Monday, May 23, 2011

What do you mean "average"?

It's not like there aren't many options.

Many people implicitly assume the median, when they say "50% of X are below average." This is probably because they assume that the distribution is symmetric around the arithmetic, or simple, mean, and therefore the mean equals the median. But why limit ourselves to the simple mean?
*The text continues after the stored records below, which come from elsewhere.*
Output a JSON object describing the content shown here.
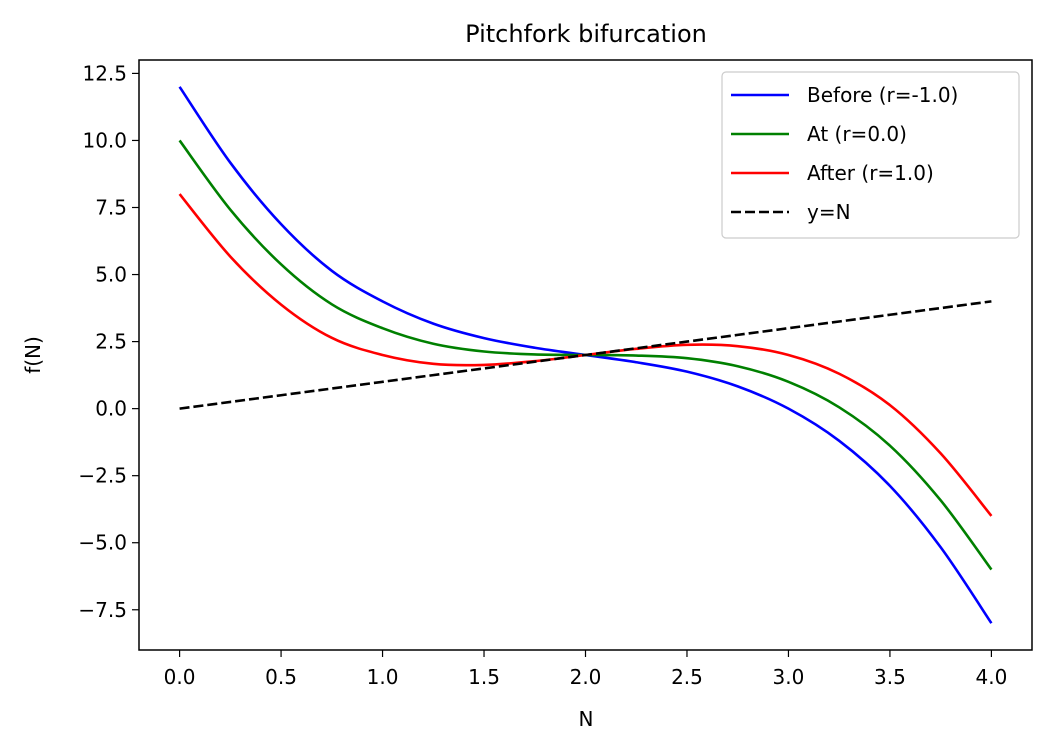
{
  "chart_data": {
    "type": "line",
    "title": "Pitchfork bifurcation",
    "xlabel": "N",
    "ylabel": "f(N)",
    "xlim": [
      -0.2,
      4.2
    ],
    "ylim": [
      -9.0,
      13.0
    ],
    "xticks": [
      0.0,
      0.5,
      1.0,
      1.5,
      2.0,
      2.5,
      3.0,
      3.5,
      4.0
    ],
    "xtick_labels": [
      "0.0",
      "0.5",
      "1.0",
      "1.5",
      "2.0",
      "2.5",
      "3.0",
      "3.5",
      "4.0"
    ],
    "yticks": [
      -7.5,
      -5.0,
      -2.5,
      0.0,
      2.5,
      5.0,
      7.5,
      10.0,
      12.5
    ],
    "ytick_labels": [
      "−7.5",
      "−5.0",
      "−2.5",
      "0.0",
      "2.5",
      "5.0",
      "7.5",
      "10.0",
      "12.5"
    ],
    "grid": false,
    "legend_position": "top-right",
    "x": [
      0.0,
      0.25,
      0.5,
      0.75,
      1.0,
      1.25,
      1.5,
      1.75,
      2.0,
      2.25,
      2.5,
      2.75,
      3.0,
      3.25,
      3.5,
      3.75,
      4.0
    ],
    "series": [
      {
        "name": "Before (r=-1.0)",
        "color": "#0000ff",
        "style": "solid",
        "values": [
          12.0,
          9.17,
          6.88,
          5.14,
          4.0,
          3.17,
          2.63,
          2.27,
          2.0,
          1.73,
          1.38,
          0.83,
          0.0,
          -1.2,
          -2.88,
          -5.17,
          -8.0
        ]
      },
      {
        "name": "At (r=0.0)",
        "color": "#008000",
        "style": "solid",
        "values": [
          10.0,
          7.42,
          5.38,
          3.89,
          3.0,
          2.42,
          2.13,
          2.02,
          2.0,
          1.98,
          1.88,
          1.58,
          1.0,
          0.05,
          -1.38,
          -3.42,
          -6.0
        ]
      },
      {
        "name": "After (r=1.0)",
        "color": "#ff0000",
        "style": "solid",
        "values": [
          8.0,
          5.67,
          3.88,
          2.64,
          2.0,
          1.67,
          1.63,
          1.77,
          2.0,
          2.23,
          2.38,
          2.33,
          2.0,
          1.3,
          0.13,
          -1.67,
          -4.0
        ]
      },
      {
        "name": "y=N",
        "color": "#000000",
        "style": "dashed",
        "values": [
          0.0,
          0.25,
          0.5,
          0.75,
          1.0,
          1.25,
          1.5,
          1.75,
          2.0,
          2.25,
          2.5,
          2.75,
          3.0,
          3.25,
          3.5,
          3.75,
          4.0
        ]
      }
    ]
  }
}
The most common average is the simple mean:

$m =\frac{1}{N} \sum_{i=1}^{N} x_i,$

although one could use a quadratic, cubic, quartic, quintic, etc mean (for $k=2,3,4,5,\ldots$):

$m =\frac{1}{N}\left[ \sum_{i=1}^{N}  x_i ^k \right]^{1/k}.$

Or maybe something more esoteric, like a geometric mean:

$m =\left[ \prod_{i=1}^{N}  x_i \right]^{1/N},$

or the harmonic mean

 $m= \frac{N}{ \sum_{i=1}^{N}  \frac{1}{x_i}}.$

Strange as though they may seem, all of these have their uses and their problems. For example, europeans report automobile fuel consumption in liters/km, while americans report miles/gal, or with appropriate scaling to grown-up units, km/l. Because most people think better with linear means than harmonic means, the european representation leads to better understanding of fuel economy comparisons. The choice of the mean has to be appropriate to the problem (engineers will notice how RMS and MSE both use quadratic means). 

And this is before we even get to the problems with the $x_i$ that go into the average.